There has been quite a lot of attention the past few days about a decision from a district court in Utah, which exempted a member of a polygamous sect from testifying in a child labor case based on RFRA. All of the headlines explain that this is a dangerous exemption of Hobby Lobby.
Yet, according to an order signed by Judge David Sam, a Reagan appointee to a trial court in Utah, the federal officials investigating this alleged violation of child labor laws will not be able to require an FLDS member named Vernon Steed to provide information that could aid the investigation because Steed objects to giving certain testimony on religious grounds. Steed claims that he’s made “religious vows ‘not to discuss matters related to the internal affairs or organization of the Fundamentalist Church of Jesus Christ of Latter-day Saints.’” According to Judge Sam’s opinion, that’s enough to exempt him from providing the testimony he does not want to give.
I would encourage you to first read the opinion. It’s short. Really short. In fact, the key RFRA analysis is only one paragraph, and really two sentences. And it is completely conclusory.

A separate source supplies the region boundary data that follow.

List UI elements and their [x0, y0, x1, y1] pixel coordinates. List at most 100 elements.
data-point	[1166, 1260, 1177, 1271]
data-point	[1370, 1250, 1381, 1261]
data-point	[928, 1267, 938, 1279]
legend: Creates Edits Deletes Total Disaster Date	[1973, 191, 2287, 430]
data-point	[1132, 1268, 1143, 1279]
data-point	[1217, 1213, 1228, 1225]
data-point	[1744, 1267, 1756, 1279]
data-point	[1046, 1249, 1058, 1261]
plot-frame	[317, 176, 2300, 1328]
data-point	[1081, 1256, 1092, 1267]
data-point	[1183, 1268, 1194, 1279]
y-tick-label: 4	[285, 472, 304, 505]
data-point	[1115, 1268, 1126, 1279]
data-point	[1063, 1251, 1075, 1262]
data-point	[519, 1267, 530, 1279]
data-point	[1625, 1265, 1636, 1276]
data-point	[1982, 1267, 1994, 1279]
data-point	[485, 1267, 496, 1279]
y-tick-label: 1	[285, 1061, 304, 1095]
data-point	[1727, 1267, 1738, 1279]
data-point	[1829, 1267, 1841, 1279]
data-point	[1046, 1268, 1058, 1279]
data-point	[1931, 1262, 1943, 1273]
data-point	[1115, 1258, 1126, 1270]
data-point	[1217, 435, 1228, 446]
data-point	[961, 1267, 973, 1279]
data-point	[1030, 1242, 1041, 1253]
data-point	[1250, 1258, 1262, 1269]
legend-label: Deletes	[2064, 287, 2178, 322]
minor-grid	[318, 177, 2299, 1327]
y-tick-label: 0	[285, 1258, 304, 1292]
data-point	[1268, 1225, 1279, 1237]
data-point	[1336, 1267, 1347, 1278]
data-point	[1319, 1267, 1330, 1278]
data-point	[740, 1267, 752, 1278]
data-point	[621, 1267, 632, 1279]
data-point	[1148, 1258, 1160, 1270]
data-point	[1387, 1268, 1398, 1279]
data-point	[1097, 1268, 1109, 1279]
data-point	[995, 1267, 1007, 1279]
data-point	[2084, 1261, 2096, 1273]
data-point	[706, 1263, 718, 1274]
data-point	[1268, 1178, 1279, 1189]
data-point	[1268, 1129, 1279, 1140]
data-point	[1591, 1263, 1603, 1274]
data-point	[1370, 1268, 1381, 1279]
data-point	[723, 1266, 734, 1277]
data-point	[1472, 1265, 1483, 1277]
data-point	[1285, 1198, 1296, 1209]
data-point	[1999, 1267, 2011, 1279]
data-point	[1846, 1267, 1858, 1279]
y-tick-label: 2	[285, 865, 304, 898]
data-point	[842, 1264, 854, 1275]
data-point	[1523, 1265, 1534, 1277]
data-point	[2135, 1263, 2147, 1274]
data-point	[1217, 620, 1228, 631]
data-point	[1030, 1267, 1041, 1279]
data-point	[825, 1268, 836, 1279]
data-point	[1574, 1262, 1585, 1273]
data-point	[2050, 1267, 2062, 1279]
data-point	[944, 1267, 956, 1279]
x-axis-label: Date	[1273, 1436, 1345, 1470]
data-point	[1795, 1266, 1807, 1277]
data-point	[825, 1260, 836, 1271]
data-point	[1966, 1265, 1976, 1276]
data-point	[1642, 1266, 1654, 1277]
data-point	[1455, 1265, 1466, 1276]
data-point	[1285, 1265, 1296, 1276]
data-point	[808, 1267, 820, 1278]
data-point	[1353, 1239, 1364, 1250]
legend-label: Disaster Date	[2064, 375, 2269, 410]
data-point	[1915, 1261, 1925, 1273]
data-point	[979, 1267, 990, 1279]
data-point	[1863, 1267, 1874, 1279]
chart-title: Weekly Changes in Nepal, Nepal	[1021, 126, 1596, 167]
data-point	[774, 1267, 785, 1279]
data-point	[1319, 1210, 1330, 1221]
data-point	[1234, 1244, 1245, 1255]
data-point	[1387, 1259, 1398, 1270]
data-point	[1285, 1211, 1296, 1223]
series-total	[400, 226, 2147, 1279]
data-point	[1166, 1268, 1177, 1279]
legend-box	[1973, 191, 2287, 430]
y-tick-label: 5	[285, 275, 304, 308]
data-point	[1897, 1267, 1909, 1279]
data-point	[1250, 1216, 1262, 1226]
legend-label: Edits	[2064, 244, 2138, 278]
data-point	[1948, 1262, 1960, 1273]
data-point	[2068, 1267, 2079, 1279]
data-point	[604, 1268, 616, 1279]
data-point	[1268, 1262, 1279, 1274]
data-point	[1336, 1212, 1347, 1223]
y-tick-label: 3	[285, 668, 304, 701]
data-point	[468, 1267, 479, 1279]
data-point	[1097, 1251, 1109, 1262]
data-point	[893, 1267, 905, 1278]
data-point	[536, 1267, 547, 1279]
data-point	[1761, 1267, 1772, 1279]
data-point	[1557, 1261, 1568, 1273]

As noted, under RFRA the government may not substantially burden a person’s exercise of religion unless it can demonstrate that the burden in furtherance of a compelling governmental interest, and it is the least restrictive means of advancing a compelling interest. Here, the matter quickly is resolved by skipping directly to the least restrictive means requirement. Petitioner has failed to show that forcing Mr. Steed to answer the questions offensive to his sincerely held religious beliefs is the least restrictive means to advance any compelling interest it may have. For example,as a less restrictive alternative, Petitioner can continue with its efforts to obtain needed information from Paragon Contractors Corporation, Brian Jessop, Dale Barlow and others who contracted to manage the pecan ranch. See Hobby Lobby, 134 S.Ct. at *2780 (“The least-restrictive- means standard is exceptionally demanding…” and is not satisfied where the party imposing the burden “has not shown that it lacks other means of achieving its desired goal without imposing a substantial burden on the exercise of religion by the objecting part[y]…”).
This seems so wrong. Testimony is personal. A witness testifies about what he or she witnessed. There is no other way to get a person’s testimony than to have that person testify! This isn’t like Hobby Lobby, where someone else can pay for the same contraceptive. Pills are fungible. Testimony is not. This should be easily reversed.
I’m sure there will be outlier opinions that cite Hobby Lobby–as the latest explication of RFRA (nothing to do with corporations)–but this opinion does not mean the sky is falling.